Vinho e seus Terroirs

Cheirar o vinho…

Analisar um vinho nos remete a aromas conhecidos, que pode nos levar a infância, lembrando de uma fruta, de uma sobremesa, das especiarias usadas na cozinha de nossos pais, dos nossos avós ou até o cheiro das flores do nosso jardim! Identificar os aromas de um vinho é um dos grandes prazeres da degustação, mesmo que às vezes sentimos dificuldades em identificar um aroma ou outro.
Acaba sendo uma fase de aprendizagem, mesmo que o nosso olfato já seja desenvolvido, ele nos desperta a curiosidade de sentirmos as riquezas aromáticas que um vinho pode nos proporcionar.
O nariz de um vinho dá informações importantes sobre a sua personalidade, idade e até mesmo de sua qualidade!

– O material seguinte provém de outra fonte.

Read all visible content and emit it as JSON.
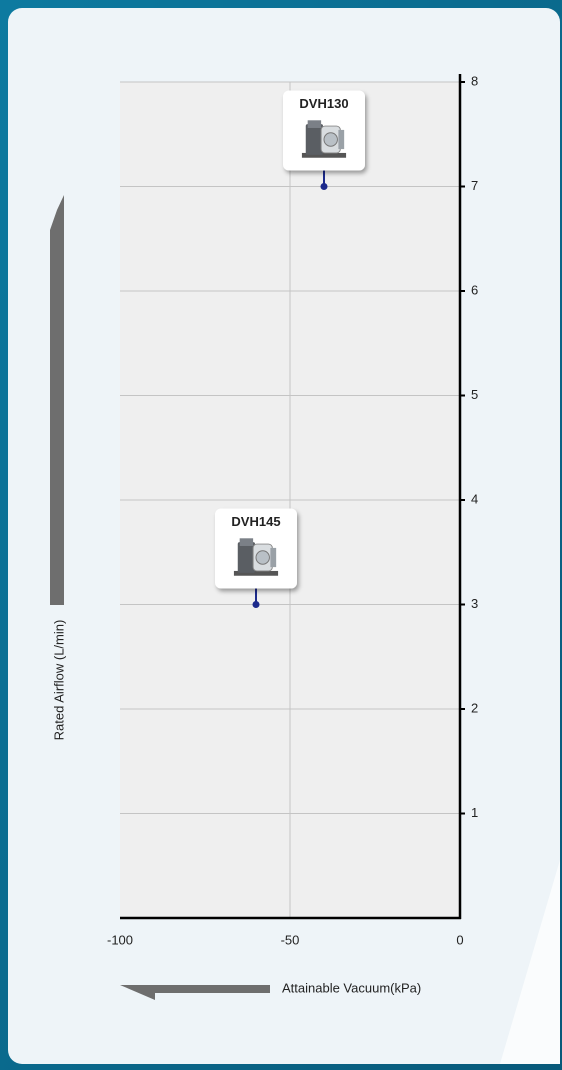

A análise de um vinho pode se tornar um “exercício” mais complexo, onde há a identificação dos diferentes aromas como:

  • Aromas primários: exprimem os aromas da própria fruta, da qual o vinho foi produzido.
  • Aromas secundários: Provém da fermentação, isto é, do processo da vinificação do vinho. Girando a taça, os aromas podem nos apresentar, frutas frescas, flores, especiarias, entre outros.
  • Aromas terciários: Aparecem durante a evolução ou o envelhecimento do vinho em garrafa. Os aromas terciários que resultam de um longo envelhecimento, contribuem para a complexidade de um vinho e acrescentam notas de minerais e vegetais.